The calligrapher's daughter_ a novel - Eugenia Kim [22]
“You haven’t been around one bit this entire winter, so there’s no one for me to miss!” I tossed my head and my long braids slapped his forearm.
“What! Such disrespect! Here I am, on the verge of a great adventure and not even one sad tear to see me off?” Hansu tied the ends of a filled burlap sack and hefted it to test its weight.
“I’ll be sad only if you promise that when you come back, you’ll help me again.” I missed the afternoons our paths converged when we both walked home—he from Japanese upper school and me from the mission school. I practiced Chinese characters and Japanese language with him, and he learned the English alphabet from me. He had graduated months ago, and I had rarely seen him since then.
“Haven’t you heard? I’ve got a fiancée!”
“I did hear.” I fingered the rough knot of the bag. “You’ll still be my honorary brother, won’t you?”
Hansu carried the sacks to the back porch. “From what I’ve observed,” he said, lowering his voice as if it were bad luck to talk about a baby before being born, “you’re going to have your own brother soon enough.”
“Even Abbuh-nim says it’s a boy,” I whispered back. The previous evening, when Mother had false contractions, Father visited her to ensure all was well. I glimpsed their profiles outlined in lamplight, their heads bent with noses nearly touching. He spoke as if in prayer, and I leaned closer to hear. “This child shall surely be my heir, for none other than a son could be born on the eve of our independence.” I had never before heard him speak so emotionally and with such tenderness. It made me think of him in a new way, a way I couldn’t quite describe that seemed to relieve a degree of my general state of fear around him.
“I have to see your father now,” said Hansu. “Will you tell him I’m here?”
Going down the dim hallway to the front of the house, I privately admired Hansu’s prominent cheekbones and the wiry peaks and valleys of his Western-shorn hair. “You’ll remember everything about your adventure and tell me all about Seoul?”
“Shh!

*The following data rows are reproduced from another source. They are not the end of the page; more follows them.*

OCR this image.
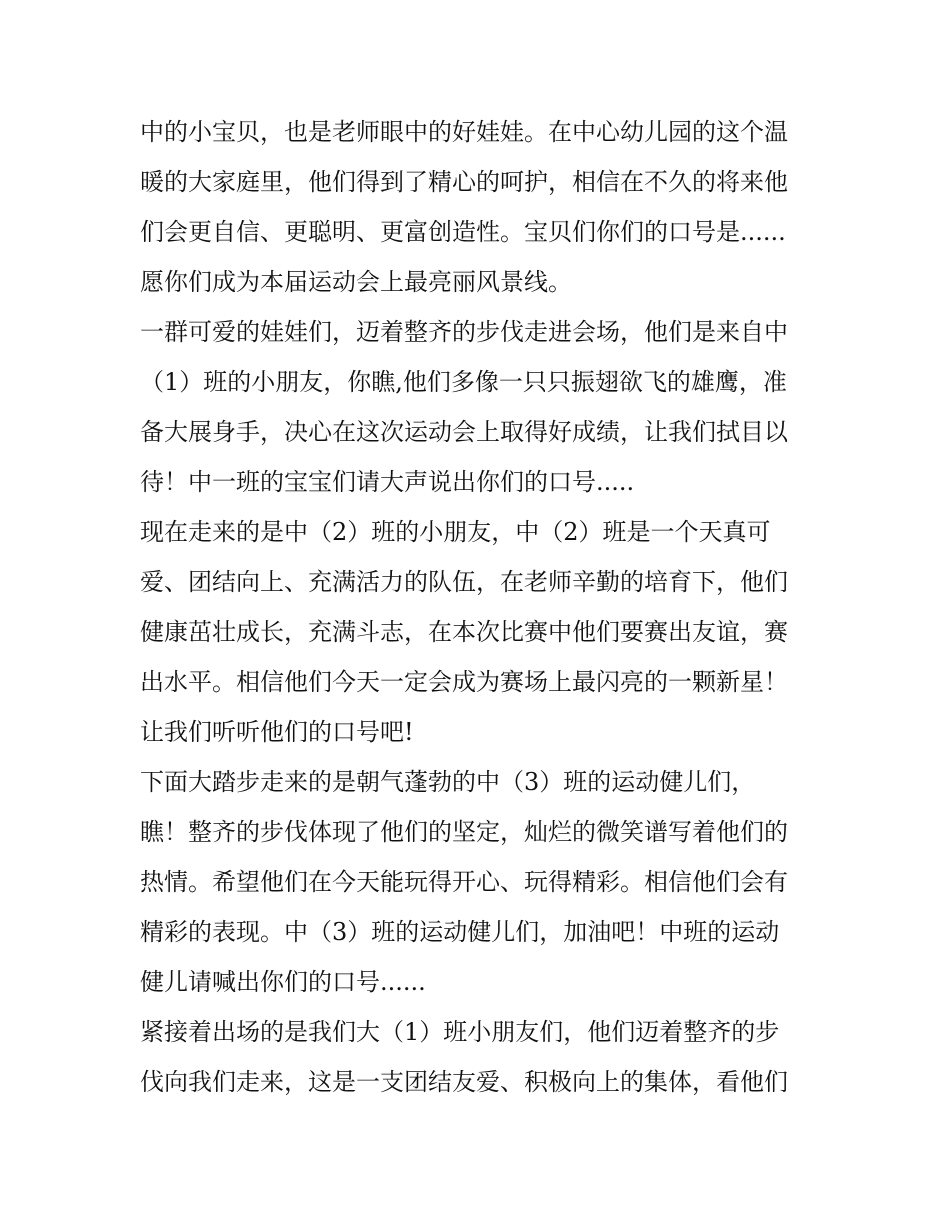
中的小宝贝，也是老师眼中的好娃娃。在中心幼儿园的这个温

暖的大家庭里，他们得到了精心的呵护，相信在不久的将来他

们会更自信、更聪明、更富创造性。宝贝们你们的口号是......

愿你们成为本届运动会上最亮丽风景线。

一群可爱的娃娃们，迈着整齐的步伐走进会场，他们是来自中

（1）班的小朋友，你瞧,他们多像一只只振翅欲飞的雄鹰，准

备大展身手，决心在这次运动会上取得好成绩，让我们拭目以

待！中一班的宝宝们请大声说出你们的口号.....

现在走来的是中（2）班的小朋友，中（2）班是一个天真可

爱、团结向上、充满活力的队伍，在老师辛勤的培育下，他们

健康茁壮成长，充满斗志，在本次比赛中他们要赛出友谊，赛

出水平。相信他们今天一定会成为赛场上最闪亮的一颗新星！

让我们听听他们的口号吧!

下面大踏步走来的是朝气蓬勃的中（3）班的运动健儿们，

瞧！整齐的步伐体现了他们的坚定，灿烂的微笑谱写着他们的

热情。希望他们在今天能玩得开心、玩得精彩。相信他们会有

精彩的表现。中（3）班的运动健儿们，加油吧！中班的运动

健儿请喊出你们的口号......

紧接着出场的是我们大（1）班小朋友们，他们迈着整齐的步

伐向我们走来，这是一支团结友爱、积极向上的集体，看他们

Not a word—you know it’s a secret.” He pinched my ear and smiled. “Of course. You’re the only sister I’ll ever have. Now show me in, will you?”
I held his hand until we neared Father’s sitting room, then cleared my throat to announce us and bowed in the doorway. “Abbuh-nim, the son of our neighbor is here.”
My mother sat across from my father, sewing a clean collar onto a laundered shirt. The room felt snug and overly warm, the air tinged with smoke and lamp oil. Mother indicated that I should fill and light Father’s pipe and sit beside her.
Hansu bowed from the waist. “Good evening, sir. I received the gifts of your kitchen, and now if you’ll allow me a great honor, may I receive your blessing?”
“Enter, my boy. Sit for a moment.” Father’s long sleeve brushed his lap as he gestured Hansu to the pillows beside his reading table. He asked about Hansu’s family’s health and reviewed the logistics for the journey. He noted that places to sleep would be plentiful; the travelers merely had to ask at any village church to be referred to a welcoming household or a dry shed. In a growing silence, I noticed in Hansu’s bunched trousers that his calves contracted at regular intervals, as if he were already marching on what I imagined were the wide paved avenues of the capital city. The punk-punk sound of Mother’s needle into the starched collar was like a steady drumbeat of victory.
“Yah,” said Father with a regretful sigh. “If only it was a different day …”
Mother shifted her legs, and I wondered if her brows were knit with discomfort from the baby or the knowledge that her pregnancy was the reason that Father would not participate in the demonstration in Seoul. Or perhaps he remained in Gaeseong because of his arrest record. I wished I could ask.
Hansu cleared his throat. “Sir, since I probably won’t be here when the baby comes, please excuse my early congratulations. My family offers their blessings and prayers for a healthy baby boy.”